Along with the letter, Ecuadorian organizations presented authorities with a technical opinion from US-based Kuipers & Associates, based on a review of available studies concerning Canadian mining company INV Metals’ Loma Larga project and the Chinese firm Junefield Mineral Resources’ Río Blanco proposed gold mine. Kuipers recommends that the mines not be developed, given high risk of arsenic and heavy metal contamination of surrounding waterways, and significant alterations in surface and subsurface water quality and quantity that could result from underground mining activities in such fragile wetlands. Kuipers also classifies the two mining projects as economically high risk, increasing the possibility that the companies will not invest in adequate environmental mitigation measures and that social and environmental costs will far outweigh any benefits.
Local groups say the páramo, known as the Cajas Massif, should be free of mining “in order to guarantee the human rights to water, health and food sovereignty, and the economic activities of the people of Cuenca and other affected populations.” They argue that in accord with the Ecuadorian constitution, as well as parallel efforts in Colombia to make this vital ecosystem off-limits for mining activities, it is urgent that the precautionary principle be applied to avoid environmental harm.

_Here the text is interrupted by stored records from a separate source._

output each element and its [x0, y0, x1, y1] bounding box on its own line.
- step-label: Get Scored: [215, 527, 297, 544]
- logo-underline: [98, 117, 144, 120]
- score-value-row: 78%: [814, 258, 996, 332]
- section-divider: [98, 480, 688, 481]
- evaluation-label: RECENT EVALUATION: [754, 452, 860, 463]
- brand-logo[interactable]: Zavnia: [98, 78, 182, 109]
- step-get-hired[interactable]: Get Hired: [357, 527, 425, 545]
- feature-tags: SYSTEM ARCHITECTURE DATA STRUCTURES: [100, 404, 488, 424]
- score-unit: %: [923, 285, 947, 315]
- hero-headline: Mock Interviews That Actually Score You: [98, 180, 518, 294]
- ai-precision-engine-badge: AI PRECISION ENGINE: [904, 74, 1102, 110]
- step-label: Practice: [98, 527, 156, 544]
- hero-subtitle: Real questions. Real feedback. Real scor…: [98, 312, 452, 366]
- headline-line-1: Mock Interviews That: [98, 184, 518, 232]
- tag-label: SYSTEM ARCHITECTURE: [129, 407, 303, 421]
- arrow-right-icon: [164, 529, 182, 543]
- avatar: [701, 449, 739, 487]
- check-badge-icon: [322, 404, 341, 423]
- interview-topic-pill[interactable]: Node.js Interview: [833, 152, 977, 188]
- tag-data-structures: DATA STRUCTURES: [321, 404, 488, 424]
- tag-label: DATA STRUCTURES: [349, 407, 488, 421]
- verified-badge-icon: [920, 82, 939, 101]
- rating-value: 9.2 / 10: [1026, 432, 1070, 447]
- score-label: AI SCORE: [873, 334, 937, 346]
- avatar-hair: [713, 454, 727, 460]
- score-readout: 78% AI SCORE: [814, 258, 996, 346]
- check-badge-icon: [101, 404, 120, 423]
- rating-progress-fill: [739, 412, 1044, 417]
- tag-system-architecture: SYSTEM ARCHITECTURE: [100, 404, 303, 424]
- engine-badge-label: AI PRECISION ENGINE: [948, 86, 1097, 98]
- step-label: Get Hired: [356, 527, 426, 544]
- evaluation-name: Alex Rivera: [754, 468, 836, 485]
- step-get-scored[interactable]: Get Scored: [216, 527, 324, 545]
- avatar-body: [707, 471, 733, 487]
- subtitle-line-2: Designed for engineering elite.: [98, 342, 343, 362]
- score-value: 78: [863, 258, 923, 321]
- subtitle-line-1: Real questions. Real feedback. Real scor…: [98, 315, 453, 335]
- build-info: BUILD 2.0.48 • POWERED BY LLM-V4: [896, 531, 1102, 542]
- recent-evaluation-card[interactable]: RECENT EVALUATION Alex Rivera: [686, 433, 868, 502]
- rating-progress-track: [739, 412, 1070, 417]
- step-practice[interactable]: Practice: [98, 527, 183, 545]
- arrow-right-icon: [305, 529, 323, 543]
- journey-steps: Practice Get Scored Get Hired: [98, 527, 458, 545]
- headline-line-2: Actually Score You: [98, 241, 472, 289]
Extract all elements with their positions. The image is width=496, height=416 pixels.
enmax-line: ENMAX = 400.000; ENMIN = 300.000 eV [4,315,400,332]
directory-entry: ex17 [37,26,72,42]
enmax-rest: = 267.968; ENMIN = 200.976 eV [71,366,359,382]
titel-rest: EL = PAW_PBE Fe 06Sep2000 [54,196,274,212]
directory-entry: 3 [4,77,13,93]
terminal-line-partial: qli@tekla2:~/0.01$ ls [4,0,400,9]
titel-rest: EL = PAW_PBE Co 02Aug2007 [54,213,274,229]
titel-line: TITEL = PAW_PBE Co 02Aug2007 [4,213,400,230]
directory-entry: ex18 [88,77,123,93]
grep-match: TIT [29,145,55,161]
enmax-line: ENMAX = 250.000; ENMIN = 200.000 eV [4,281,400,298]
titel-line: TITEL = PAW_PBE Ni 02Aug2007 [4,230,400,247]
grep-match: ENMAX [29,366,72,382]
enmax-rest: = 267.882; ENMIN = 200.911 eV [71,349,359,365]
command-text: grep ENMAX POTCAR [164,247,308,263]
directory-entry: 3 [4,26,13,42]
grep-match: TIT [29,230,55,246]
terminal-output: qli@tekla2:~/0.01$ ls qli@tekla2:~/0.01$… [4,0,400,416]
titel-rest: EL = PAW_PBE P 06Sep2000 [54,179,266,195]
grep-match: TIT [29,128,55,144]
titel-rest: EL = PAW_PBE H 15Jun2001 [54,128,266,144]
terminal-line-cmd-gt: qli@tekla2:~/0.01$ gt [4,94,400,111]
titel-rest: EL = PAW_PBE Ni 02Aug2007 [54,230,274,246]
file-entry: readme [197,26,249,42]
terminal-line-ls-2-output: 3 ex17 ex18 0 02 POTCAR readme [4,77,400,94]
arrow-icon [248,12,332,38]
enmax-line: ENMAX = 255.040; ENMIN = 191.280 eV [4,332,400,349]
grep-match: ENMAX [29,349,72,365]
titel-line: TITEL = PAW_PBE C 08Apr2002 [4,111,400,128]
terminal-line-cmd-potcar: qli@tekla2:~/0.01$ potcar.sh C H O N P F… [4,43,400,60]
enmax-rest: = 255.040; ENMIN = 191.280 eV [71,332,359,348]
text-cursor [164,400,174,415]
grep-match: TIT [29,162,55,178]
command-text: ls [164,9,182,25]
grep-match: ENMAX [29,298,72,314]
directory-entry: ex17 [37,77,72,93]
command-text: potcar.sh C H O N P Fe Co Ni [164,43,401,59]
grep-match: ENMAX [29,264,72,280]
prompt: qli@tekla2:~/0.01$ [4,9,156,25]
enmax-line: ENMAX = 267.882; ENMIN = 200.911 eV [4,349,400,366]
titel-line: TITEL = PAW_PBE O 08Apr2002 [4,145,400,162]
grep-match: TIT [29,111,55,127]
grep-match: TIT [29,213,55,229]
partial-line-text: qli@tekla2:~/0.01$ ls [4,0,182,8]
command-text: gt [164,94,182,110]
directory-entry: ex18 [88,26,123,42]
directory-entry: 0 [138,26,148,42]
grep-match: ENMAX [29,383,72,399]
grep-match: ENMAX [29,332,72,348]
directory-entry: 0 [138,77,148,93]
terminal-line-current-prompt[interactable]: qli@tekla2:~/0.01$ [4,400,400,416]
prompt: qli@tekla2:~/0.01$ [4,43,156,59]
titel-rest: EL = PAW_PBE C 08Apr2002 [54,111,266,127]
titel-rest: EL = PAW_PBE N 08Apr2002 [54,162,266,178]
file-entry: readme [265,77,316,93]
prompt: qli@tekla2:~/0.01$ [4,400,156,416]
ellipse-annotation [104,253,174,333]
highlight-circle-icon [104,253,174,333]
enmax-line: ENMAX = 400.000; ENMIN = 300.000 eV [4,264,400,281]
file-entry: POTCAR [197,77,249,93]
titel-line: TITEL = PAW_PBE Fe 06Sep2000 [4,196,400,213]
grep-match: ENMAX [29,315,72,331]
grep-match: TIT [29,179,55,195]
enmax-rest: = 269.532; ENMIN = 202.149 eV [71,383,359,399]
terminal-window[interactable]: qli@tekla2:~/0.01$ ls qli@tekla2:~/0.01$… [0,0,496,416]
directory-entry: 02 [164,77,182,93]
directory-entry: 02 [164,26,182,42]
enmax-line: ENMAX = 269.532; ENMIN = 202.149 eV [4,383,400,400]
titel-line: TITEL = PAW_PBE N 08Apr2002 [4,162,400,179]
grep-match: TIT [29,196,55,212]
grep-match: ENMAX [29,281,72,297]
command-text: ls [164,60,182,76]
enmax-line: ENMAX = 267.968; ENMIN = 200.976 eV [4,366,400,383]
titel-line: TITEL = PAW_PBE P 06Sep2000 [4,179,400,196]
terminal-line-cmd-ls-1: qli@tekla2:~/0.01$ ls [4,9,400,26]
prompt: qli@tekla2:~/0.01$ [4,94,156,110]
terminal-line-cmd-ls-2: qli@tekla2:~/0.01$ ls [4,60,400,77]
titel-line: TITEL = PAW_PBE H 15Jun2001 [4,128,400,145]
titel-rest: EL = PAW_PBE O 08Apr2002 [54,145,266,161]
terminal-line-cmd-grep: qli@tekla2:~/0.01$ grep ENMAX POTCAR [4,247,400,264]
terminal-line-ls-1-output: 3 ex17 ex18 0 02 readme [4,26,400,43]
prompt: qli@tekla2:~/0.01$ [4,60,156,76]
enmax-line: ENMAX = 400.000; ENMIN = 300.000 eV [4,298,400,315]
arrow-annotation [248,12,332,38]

The companies, INV Metals and Junefield, should have lost their mining concessions according to a constitutional level decree issued in 2008 that ordered the termination of mining concessions granted without prior consultation with affected communities and if they were overlapping with water sources or protected areas, among other criteria. Even though constitutional-level norms of this type are mandatory and not subject to review or challenge, Ecuadorian authorities have failed to enforce this measure in these and other cases.
The urban collective Yasunidos Guanpondélig, together with the Peoples' Assembly of Southern Ecuador, presented the letter to authorities today that is signed by nearly 400 individuals, along with Kuipers’ technical opinion. For over ten years, communities in the area of Cuenca have been fighting to protect their water supplies from proposed mining activities.